Was es heißt, sein eigener Chef zu sein und warum es einen Versuch wert sein kann

(c) Ian Schneider

„Passt ihr Arbeitsrhythmus nicht zu ihrem Leben? Wollen Sie Ihre eigenen Ideen verwirklichen und ihre eigenen Entscheidungen treffen?“ Wer solche Fragen mit „Ja“ beantwortet, sollte vielleicht lieber sein „eigener Chef“ werden anstatt Angestellter zu sein. Der Schritt dorthin ist allerdings oft leichter gesagt als getan, zumal sich um den Status „Selbstständiger“ viele Mythen ranken – aber wie kommt man nun eigentlich dahin und worauf muss man achten?

(c) Julia Ranigler

Vor nicht allzu langer Zeit stand die Südtirolerin Julia Ranigler (33) genau vor dieser Frage: Selbstständig werden, aber wie? Die heutige Jungunternehmerin kommt ursprünglich aus dem naturwissenschaftlichen Zweig, hatte sich aber bald für die Richtung Management und Kommunikation entschieden. Sie absolvierte einen Lehrgang für Kultur- und Eventmanagement sowie berufsbegleitend den Master of Business Administration in Wien. Nach verschiedenen Erfahrungen als Angestellte ergaben sich schließlich vertragliche Unstimmigkeiten mit dem letzten Unternehmen.

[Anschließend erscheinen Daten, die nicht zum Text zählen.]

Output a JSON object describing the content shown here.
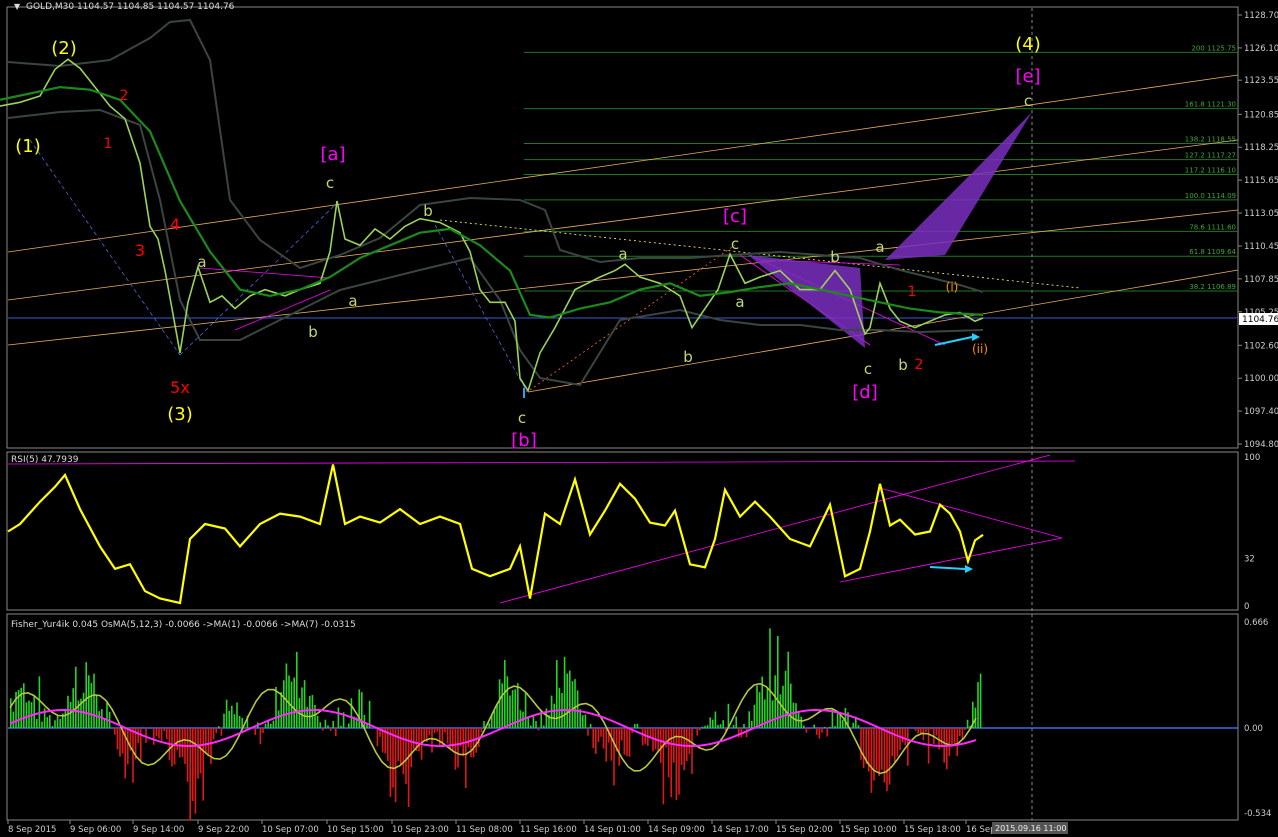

„Aus dieser Situation heraus ist mein Entschluss für die Selbstständigkeit entstanden,“ erklärt Ranigler, „Es gab ein Gesetz, das eine steuerliche Erleichterung für junge Unternehmer bedeutete. Ich hatte daraufhin ein langes Gespräch mit einem Wirtschaftsberater und bin jetzt seit drei Jahren selbstständig im Bereich Kommunikation und Events.“ Als Texterin kleidet Ranigler seitdem täglich Firmenanliegen in ansprechende Worte, betreut Webseiten, organisiert Veranstaltungen und hat mittlerweile sogar den Südtiroler Kneippverband als fixen Kunden über. Die Geschäfte laufen jetzt erfolgreich, aber dies sei einem Erfahrungsprozess geschuldet, meint die Unternehmerin. Unhappy us hat sie einige Tipps bzw. Basics zum Thema Selbstständigkeit verraten und den einen oder anderen Mythos geklärt.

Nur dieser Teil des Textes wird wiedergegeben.